Firefighters in San Leon, Texas have gone back to school -- elementary school.
It's not like they had much choice. Ike sent them.
Since the hurricane claimed their fire station less than two weeks ago, the department's volunteers have been standing by at the neighboring school.
Their fire station was claimed by Mother Nature's fury. They lost a pumper and a brush truck. Hoses, turnout gear, SCBAs and other equipment also were destroyed.
Assistant Chief Scott Lyons said the volunteer fire department also lost a rehab/Hazmat trailer and a 24 x 36 building. "We haven't found those yet. They're out there somewhere..."
They did save an engine, heavy-duty rescue and Ford Explorer. Right now, they're operating those pieces out of the elementary school, and being alerted to calls via radio.
Lyons, like others along the Gulf, never imagined Ike would be as bad as it was. "It wasn't the Category 2 that did us in, it was the storm surge. It crushed us."
The majority of the equipment including turnout gear was stored in two rail cars. The salt water poured in, destroying everything.

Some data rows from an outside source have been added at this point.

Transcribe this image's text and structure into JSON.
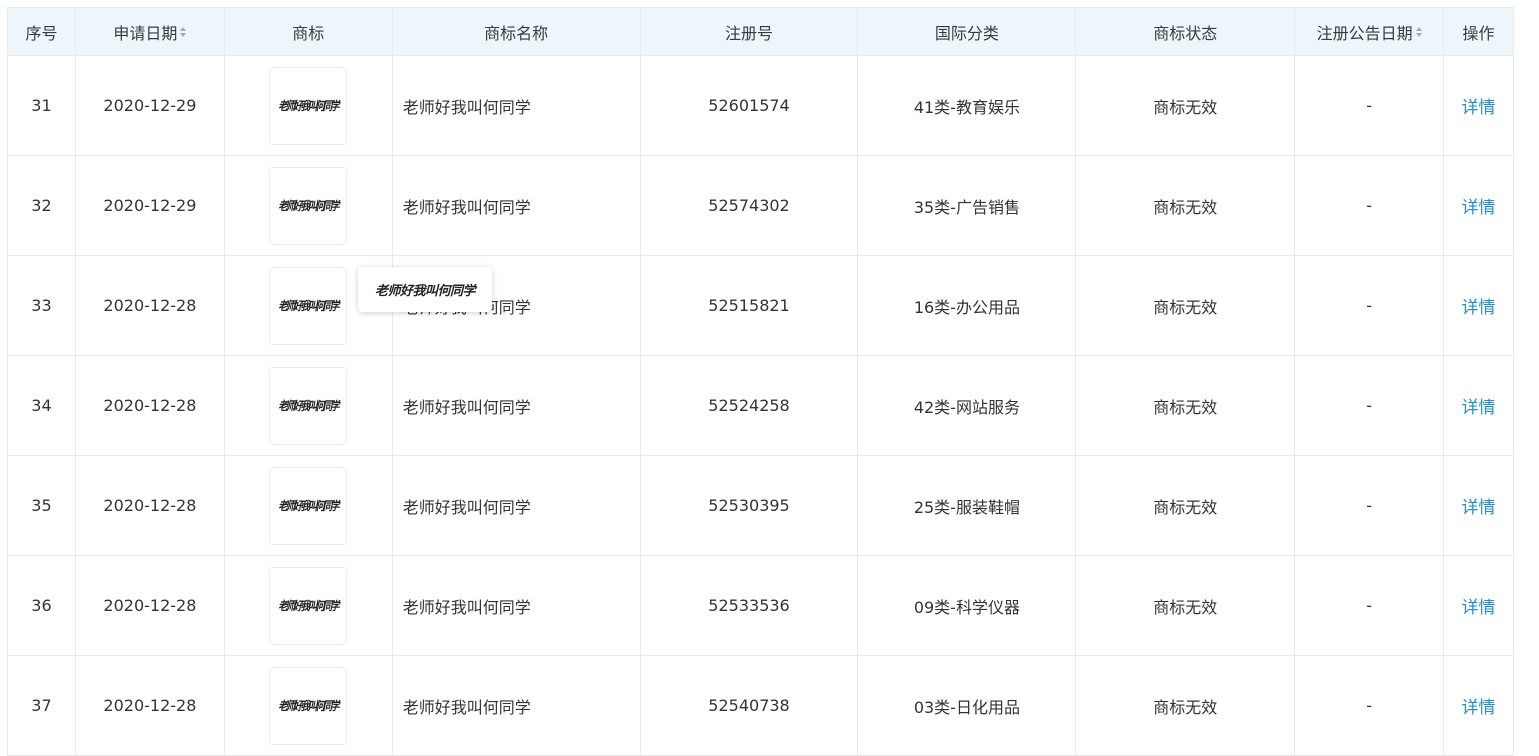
{
  "table": {
    "headers": {
      "index": "序号",
      "apply_date": "申请日期",
      "logo": "商标",
      "name": "商标名称",
      "reg_no": "注册号",
      "intl_class": "国际分类",
      "status": "商标状态",
      "pub_date": "注册公告日期",
      "action": "操作"
    },
    "rows": [
      {
        "index": "31",
        "apply_date": "2020-12-29",
        "logo_text": "老师好我叫何同学",
        "name": "老师好我叫何同学",
        "reg_no": "52601574",
        "intl_class": "41类-教育娱乐",
        "status": "商标无效",
        "pub_date": "-",
        "action": "详情"
      },
      {
        "index": "32",
        "apply_date": "2020-12-29",
        "logo_text": "老师好我叫何同学",
        "name": "老师好我叫何同学",
        "reg_no": "52574302",
        "intl_class": "35类-广告销售",
        "status": "商标无效",
        "pub_date": "-",
        "action": "详情"
      },
      {
        "index": "33",
        "apply_date": "2020-12-28",
        "logo_text": "老师好我叫何同学",
        "name": "老师好我叫何同学",
        "reg_no": "52515821",
        "intl_class": "16类-办公用品",
        "status": "商标无效",
        "pub_date": "-",
        "action": "详情"
      },
      {
        "index": "34",
        "apply_date": "2020-12-28",
        "logo_text": "老师好我叫何同学",
        "name": "老师好我叫何同学",
        "reg_no": "52524258",
        "intl_class": "42类-网站服务",
        "status": "商标无效",
        "pub_date": "-",
        "action": "详情"
      },
      {
        "index": "35",
        "apply_date": "2020-12-28",
        "logo_text": "老师好我叫何同学",
        "name": "老师好我叫何同学",
        "reg_no": "52530395",
        "intl_class": "25类-服装鞋帽",
        "status": "商标无效",
        "pub_date": "-",
        "action": "详情"
      },
      {
        "index": "36",
        "apply_date": "2020-12-28",
        "logo_text": "老师好我叫何同学",
        "name": "老师好我叫何同学",
        "reg_no": "52533536",
        "intl_class": "09类-科学仪器",
        "status": "商标无效",
        "pub_date": "-",
        "action": "详情"
      },
      {
        "index": "37",
        "apply_date": "2020-12-28",
        "logo_text": "老师好我叫何同学",
        "name": "老师好我叫何同学",
        "reg_no": "52540738",
        "intl_class": "03类-日化用品",
        "status": "商标无效",
        "pub_date": "-",
        "action": "详情"
      }
    ]
  },
  "tooltip": {
    "text": "老师好我叫何同学"
  },
  "colors": {
    "header_bg": "#eef5fb",
    "border": "#e8eaec",
    "link": "#1f8fcf",
    "text": "#333333"
  },
  "icons": {
    "sort": "sort-caret-icon"
  }
}
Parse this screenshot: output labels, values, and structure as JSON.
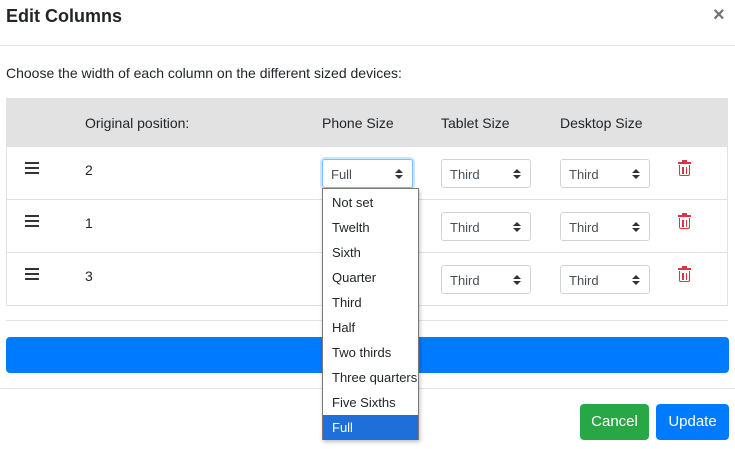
{
  "modal": {
    "title": "Edit Columns",
    "close_symbol": "×"
  },
  "instructions": "Choose the width of each column on the different sized devices:",
  "table": {
    "headers": [
      "",
      "Original position:",
      "Phone Size",
      "Tablet Size",
      "Desktop Size",
      ""
    ],
    "rows": [
      {
        "position": "2",
        "phone": "Full",
        "tablet": "Third",
        "desktop": "Third"
      },
      {
        "position": "1",
        "phone": "",
        "tablet": "Third",
        "desktop": "Third"
      },
      {
        "position": "3",
        "phone": "",
        "tablet": "Third",
        "desktop": "Third"
      }
    ]
  },
  "phone_dropdown": {
    "options": [
      "Not set",
      "Twelth",
      "Sixth",
      "Quarter",
      "Third",
      "Half",
      "Two thirds",
      "Three quarters",
      "Five Sixths",
      "Full"
    ],
    "selected": "Full"
  },
  "add_button": {
    "label": ""
  },
  "footer": {
    "cancel_label": "Cancel",
    "update_label": "Update"
  },
  "colors": {
    "primary": "#007bff",
    "success": "#28a745",
    "danger": "#dc3545",
    "header_bg": "#e2e2e2",
    "option_selected": "#1e6fd9"
  },
  "icons": {
    "handle": "bars-icon",
    "delete": "trash-icon",
    "close": "close-icon"
  }
}
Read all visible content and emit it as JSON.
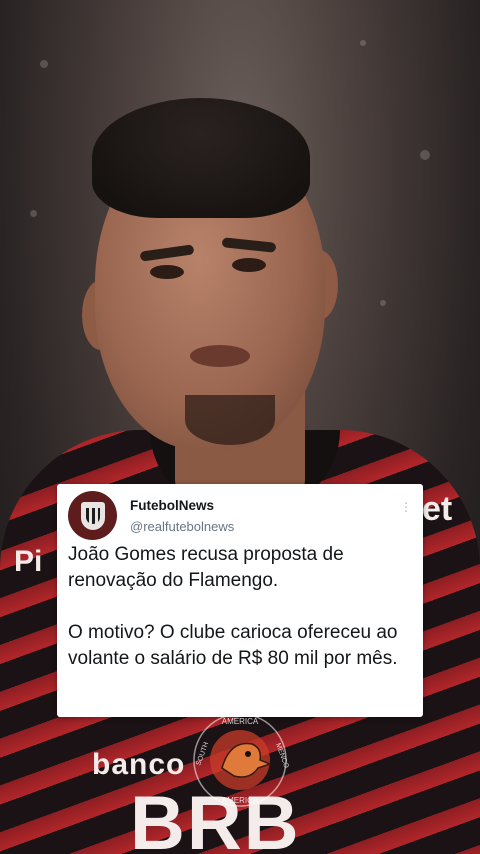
{
  "tweet": {
    "display_name": "FutebolNews",
    "handle": "@realfutebolnews",
    "paragraph_1": "João Gomes recusa proposta de renovação do Flamengo.",
    "paragraph_2": "O motivo? O clube carioca ofereceu ao volante o salário de R$ 80 mil por mês.",
    "avatar_icon": "shield-logo-icon",
    "menu_icon": "more-vertical-icon"
  },
  "background": {
    "jersey_text_left": "Pi",
    "jersey_text_right": "et",
    "jersey_sponsor_1": "banco",
    "jersey_sponsor_2": "BRB",
    "colors": {
      "jersey_red": "#b2262a",
      "jersey_black": "#1a1214"
    }
  },
  "watermark": {
    "text_top": "AMERICA",
    "text_left": "SOUTH",
    "text_right": "MENCO",
    "text_bottom": "AMERICA",
    "icon": "eagle-mascot-icon"
  }
}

Only half the town has power. The other half may not be back on for a month. There's no power where the fire station is. "We can't operate out of it anyway."
Some firefighters lost their houses to Ike. "I lost the bottom of my house," Lyons said. "I'm operating out of the top right now. But, some don't have any homes at all."
Phone service was restored this week, but it's not always reliable.
Offers of help from across the country were waiting when they were activated. A department in New York is selling the company an engine for $1.
"Right now, we need just about everything."